In another example, materials from tank bottoms, bilge bottoms, and oil-contaminated earth are often incinerated. The incineration process is inherently expensive, because most of these wastes are essentially water. Thus, the wastes must not only be boiled, but also be raised to a proper incineration temperature (1800° F. to 2000° F.) and be held at that temperature for one to two seconds to insure nearly complete combustion. Such a procedure is expensive because additional energy is required to reach the proper temperature. Moreover, it is prone to produce further undesirable by-products as discussed hereinabove, but it also destroys (through oxidation) hydrocarbons that would otherwise be of commercial value if recovered.
Furthermore, disposing of drilling muds is difficult, particularly with known mass volume wet oxidation or even super-critical wet oxidation techniques now being used due, at least in part, to the presence and concentration of metal salts, often in excess of 5000 mg/l. It is well known that these metal salts attack the metal containment vessels used in these techniques and severely damage or destroy the metal containment apparatus of those wet chemistry vessels.
It is also a problem that many wastes are at isolated locations and/or exist in too small quantities to economically warrant a typical fixed base incineration process. As a result, these wastes must be transported at great risk and cost.

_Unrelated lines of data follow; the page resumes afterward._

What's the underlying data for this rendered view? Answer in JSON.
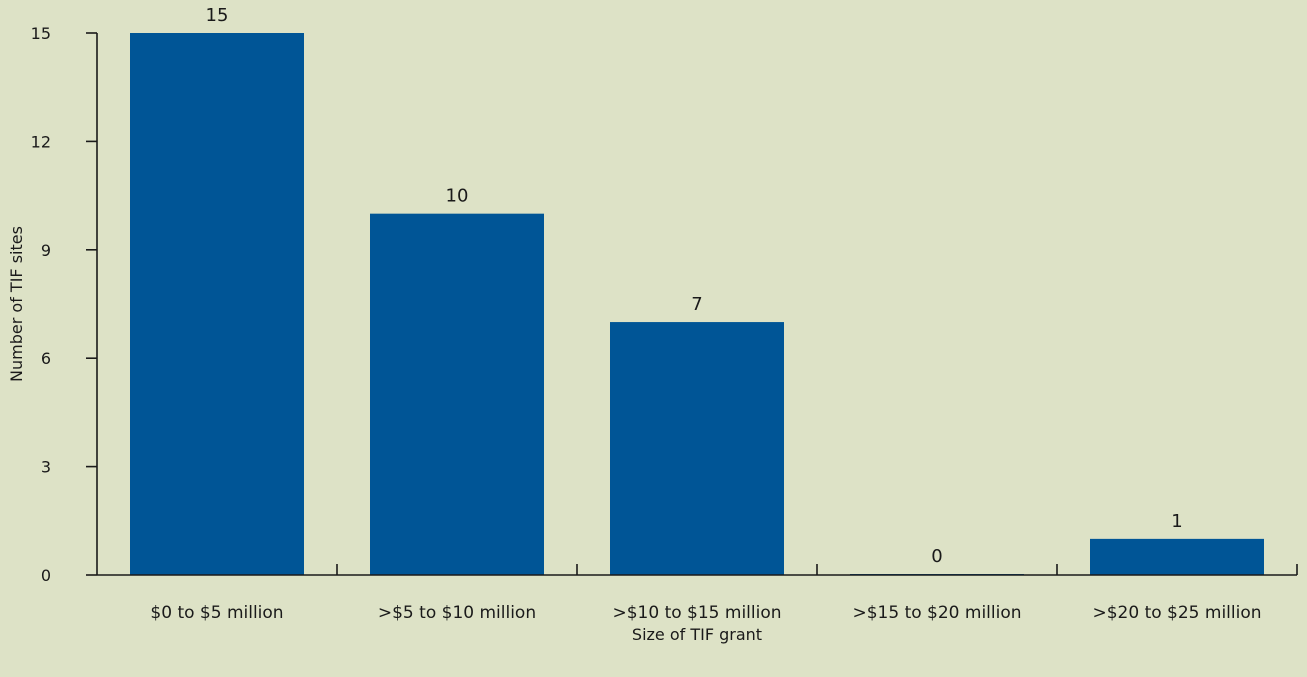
{
  "chart_data": {
    "type": "bar",
    "title": "",
    "xlabel": "Size of TIF grant",
    "ylabel": "Number of TIF sites",
    "categories": [
      "$0 to $5 million",
      ">$5 to $10 million",
      ">$10 to $15 million",
      ">$15 to $20 million",
      ">$20 to $25 million"
    ],
    "values": [
      15,
      10,
      7,
      0,
      1
    ],
    "data_labels": [
      "15",
      "10",
      "7",
      "0",
      "1"
    ],
    "yticks": [
      0,
      3,
      6,
      9,
      12,
      15
    ],
    "ytick_labels": [
      "0",
      "3",
      "6",
      "9",
      "12",
      "15"
    ],
    "ylim": [
      0,
      15
    ],
    "grid": false,
    "legend": "none",
    "colors": {
      "bar": "#005596",
      "background": "#dde2c6",
      "axis": "#1a1a1a"
    }
  }
}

There are known processing devices that heat wastes in the absence of oxygen to bake away the hydrocarbons from the water and solids residue, but these devices generally utilize either (1) a batch process or (2) a continuous operation process that provides ineffective methodology or apparatus for the recovery of heat energy. The use of heat energy in the operation is required if the processing device is to be efficiently self sustaining. Such ineffective devices are currently used in the extraction of hydrocarbons from tar sands and oil shales. While these are not wastes per se, their processing is similar in nature to hazardous waste processing except that when compared to most hazardous waste, the sand and shale are usually lower in water and hydrocarbon content percentage to the total solid weight of the materials and the recovery of the hydrocarbon is the primary object of the process.
For example, U.S. Pat. No. 4,280,279 discloses a rotating kiln which introduces feed to an inner drum, wherein outgoing solids pass in counterflow in an exterior, concentric drum. Steam and gases are extracted and condensed separately. This, however, violates the principles of conservation of heat energy in that the coldest materials to be treated are on the interior of the device and the exiting solids, which have the highest temperatures, lose most of their heat to the outside walls of the kiln. No heat energy of the water is conserved at all, nor is the heat energy of the oil extracted. The heat necessary to supply the kiln is derived partially from the combustion of the product itself within the kiln supplemented by a burner discharging into the kiln.
Similarly, U.S. Pat. No. 4,285,773 discloses a cold feed into the interior of a rotating kiln and direct firing within the kiln chamber with extraction of the liquid and oil factions, resulting in the loss of heat therefrom, as well as loss of most of the heat from the solid faction due to its outboard placement.
U.S. Pat. Nos. 4,563,246, 4,583,468 and 4,724,777 all disclose retort devices, which lack the ability of using the heat of vaporization of the liquid water and oil factions to preheat incoming materials. Further, all use peripheral spiral chambers for return flow of solids that are known to often result in flow plugging and poor mixing of the exiting solids as necessary for proper heat extraction.
Therefore, a need exists for a retort apparatus for the baking of a liquid and solid mixture, such as for the processing of hazardous waste, sand tar, oil shale or the like, which has the ability to recover and recycle heat energy, useful by-products, and decontaminated materials from the retort process.